-----BEGIN PGP SIGNED MESSAGE-----
Hash: SHA1
Jeff Moyer wrote:
> ==> Regarding [Wlug] HOWTO debug hard lockups; Andy Stewart <andystewart@comcast.net> adds:
>
> andystewart> HI gang,
>
> andystewart> My dual Opteron machine is not happy. I cannot get more than
> andystewart> 7 straight days of uptime without getting a hard lock,
> andystewart> requiring a reboot. (My definition of hard lock is: machine
> andystewart> responds neither to keyboard input, mouse input, nor network
> andystewart> pings).
>
> andystewart> I can stimulate hard locks by running OpenOffice 1.1.3 (I had
> andystewart> 3 tonight, and 3-4 on a previous occasion while running
> andystewart> OpenOffice). It makes no sense to me that an application run
> andystewart> as a normal user could lockup a machine.
>
> andystewart> I've tried setting "nmi_watchdog=1" to see if I could get an
> andystewart> "oops" when it hard locks - no dice. Do you know any other
> andystewart> tricks I could try to see if it is the kernel which is locking
> andystewart> up? I'm running SuSE's version of 2.6.8.
>
> Did you verify that NMIs are being delivered? After boot, cat
> /proc/interrupts and make sure the NMI line is non-zero. Also note that,
> at least with upstream and Red Hat kernels, the nmi_watchdog defaults to 1
> for Opterons (i.e. you shouldn't need to manually set it).
HI Jeff,
Well, this is weird, I'm seeing a ZERO count for NMIs, so that makes me
think they are NOT being delivered. How would I go about solving *that*
little problem? I did a "cat /proc/cmdline" to insure that I had
"nmi_watchdog=1" and indeed it is there. Perhaps this is the clue we've
been seeking.
> If the NMI watchdog works, it will print a message to the console.
> However, you will not see this if you are in X windows. Do you have a
> serial console hooked up, by any chance?
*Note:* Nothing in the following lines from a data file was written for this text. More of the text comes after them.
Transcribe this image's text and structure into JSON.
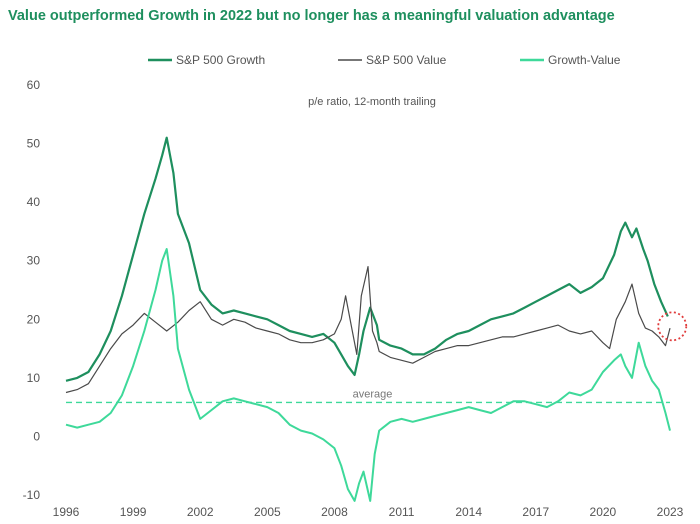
{
  "title": "Value outperformed Growth in 2022 but no longer has a meaningful valuation advantage",
  "chart_data": {
    "type": "line",
    "subtitle": "p/e ratio, 12-month trailing",
    "xlabel": "",
    "ylabel": "",
    "xlim": [
      1996,
      2023
    ],
    "ylim": [
      -10,
      60
    ],
    "x_ticks": [
      "1996",
      "1999",
      "2002",
      "2005",
      "2008",
      "2011",
      "2014",
      "2017",
      "2020",
      "2023"
    ],
    "y_ticks": [
      "-10",
      "0",
      "10",
      "20",
      "30",
      "40",
      "50",
      "60"
    ],
    "grid": false,
    "legend_position": "top",
    "average_label": "average",
    "average_value": 5.8,
    "colors": {
      "growth": "#1e8f5e",
      "value": "#4a4a4a",
      "diff": "#3ed99a",
      "average": "#3ed99a",
      "highlight": "#e03c3c"
    },
    "series": [
      {
        "name": "S&P 500 Growth",
        "x": [
          1996.0,
          1996.5,
          1997.0,
          1997.5,
          1998.0,
          1998.5,
          1999.0,
          1999.5,
          2000.0,
          2000.3,
          2000.5,
          2000.8,
          2001.0,
          2001.5,
          2002.0,
          2002.5,
          2003.0,
          2003.5,
          2004.0,
          2004.5,
          2005.0,
          2005.5,
          2006.0,
          2006.5,
          2007.0,
          2007.5,
          2008.0,
          2008.3,
          2008.6,
          2008.9,
          2009.1,
          2009.3,
          2009.6,
          2009.9,
          2010.0,
          2010.5,
          2011.0,
          2011.5,
          2012.0,
          2012.5,
          2013.0,
          2013.5,
          2014.0,
          2014.5,
          2015.0,
          2015.5,
          2016.0,
          2016.5,
          2017.0,
          2017.5,
          2018.0,
          2018.5,
          2019.0,
          2019.5,
          2020.0,
          2020.5,
          2020.8,
          2021.0,
          2021.3,
          2021.5,
          2021.8,
          2022.0,
          2022.3,
          2022.6,
          2022.9
        ],
        "values": [
          9.5,
          10.0,
          11.0,
          14.0,
          18.0,
          24.0,
          31.0,
          38.0,
          44.0,
          48.0,
          51.0,
          45.0,
          38.0,
          33.0,
          25.0,
          22.5,
          21.0,
          21.5,
          21.0,
          20.5,
          20.0,
          19.0,
          18.0,
          17.5,
          17.0,
          17.5,
          16.0,
          14.0,
          12.0,
          10.5,
          14.0,
          18.0,
          22.0,
          19.0,
          16.5,
          15.5,
          15.0,
          14.0,
          14.0,
          15.0,
          16.5,
          17.5,
          18.0,
          19.0,
          20.0,
          20.5,
          21.0,
          22.0,
          23.0,
          24.0,
          25.0,
          26.0,
          24.5,
          25.5,
          27.0,
          31.0,
          35.0,
          36.5,
          34.0,
          35.5,
          32.0,
          30.0,
          26.0,
          23.0,
          20.5
        ]
      },
      {
        "name": "S&P 500 Value",
        "x": [
          1996.0,
          1996.5,
          1997.0,
          1997.5,
          1998.0,
          1998.5,
          1999.0,
          1999.5,
          2000.0,
          2000.5,
          2001.0,
          2001.5,
          2002.0,
          2002.5,
          2003.0,
          2003.5,
          2004.0,
          2004.5,
          2005.0,
          2005.5,
          2006.0,
          2006.5,
          2007.0,
          2007.5,
          2008.0,
          2008.3,
          2008.5,
          2008.8,
          2009.0,
          2009.2,
          2009.5,
          2009.7,
          2009.9,
          2010.0,
          2010.5,
          2011.0,
          2011.5,
          2012.0,
          2012.5,
          2013.0,
          2013.5,
          2014.0,
          2014.5,
          2015.0,
          2015.5,
          2016.0,
          2016.5,
          2017.0,
          2017.5,
          2018.0,
          2018.5,
          2019.0,
          2019.5,
          2020.0,
          2020.3,
          2020.6,
          2021.0,
          2021.3,
          2021.6,
          2021.9,
          2022.2,
          2022.5,
          2022.8,
          2023.0
        ],
        "values": [
          7.5,
          8.0,
          9.0,
          12.0,
          15.0,
          17.5,
          19.0,
          21.0,
          19.5,
          18.0,
          19.5,
          21.5,
          23.0,
          20.0,
          19.0,
          20.0,
          19.5,
          18.5,
          18.0,
          17.5,
          16.5,
          16.0,
          16.0,
          16.5,
          17.5,
          20.0,
          24.0,
          18.0,
          14.0,
          24.0,
          29.0,
          18.0,
          16.0,
          14.5,
          13.5,
          13.0,
          12.5,
          13.5,
          14.5,
          15.0,
          15.5,
          15.5,
          16.0,
          16.5,
          17.0,
          17.0,
          17.5,
          18.0,
          18.5,
          19.0,
          18.0,
          17.5,
          18.0,
          16.0,
          15.0,
          20.0,
          23.0,
          26.0,
          21.0,
          18.5,
          18.0,
          17.0,
          15.5,
          18.5
        ]
      },
      {
        "name": "Growth-Value",
        "x": [
          1996.0,
          1996.5,
          1997.0,
          1997.5,
          1998.0,
          1998.5,
          1999.0,
          1999.5,
          2000.0,
          2000.3,
          2000.5,
          2000.8,
          2001.0,
          2001.5,
          2002.0,
          2002.5,
          2003.0,
          2003.5,
          2004.0,
          2004.5,
          2005.0,
          2005.5,
          2006.0,
          2006.5,
          2007.0,
          2007.5,
          2008.0,
          2008.3,
          2008.6,
          2008.9,
          2009.1,
          2009.3,
          2009.6,
          2009.8,
          2010.0,
          2010.5,
          2011.0,
          2011.5,
          2012.0,
          2012.5,
          2013.0,
          2013.5,
          2014.0,
          2014.5,
          2015.0,
          2015.5,
          2016.0,
          2016.5,
          2017.0,
          2017.5,
          2018.0,
          2018.5,
          2019.0,
          2019.5,
          2020.0,
          2020.5,
          2020.8,
          2021.0,
          2021.3,
          2021.6,
          2021.9,
          2022.2,
          2022.5,
          2022.8,
          2023.0
        ],
        "values": [
          2.0,
          1.5,
          2.0,
          2.5,
          4.0,
          7.0,
          12.0,
          18.0,
          25.0,
          30.0,
          32.0,
          24.0,
          15.0,
          8.0,
          3.0,
          4.5,
          6.0,
          6.5,
          6.0,
          5.5,
          5.0,
          4.0,
          2.0,
          1.0,
          0.5,
          -0.5,
          -2.0,
          -5.0,
          -9.0,
          -11.0,
          -8.0,
          -6.0,
          -11.0,
          -3.0,
          1.0,
          2.5,
          3.0,
          2.5,
          3.0,
          3.5,
          4.0,
          4.5,
          5.0,
          4.5,
          4.0,
          5.0,
          6.0,
          6.0,
          5.5,
          5.0,
          6.0,
          7.5,
          7.0,
          8.0,
          11.0,
          13.0,
          14.0,
          12.0,
          10.0,
          16.0,
          12.0,
          9.5,
          8.0,
          4.0,
          1.0
        ]
      }
    ]
  }
}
I strongly suggest it if you have
> the means.
I think I have a cable to which I could connect the serial port of the
Opteron to the serial port of another Linux box (and then use minicom or
some such terminal program).
>
> Aside from this, if it is indeed a hard lockup, there is really nothing you
> can do (without purchasing other hardware to help debug the problem).
Yeah, I was afraid of that.
>
> Please give these suggestions a shot and let us know how it goes.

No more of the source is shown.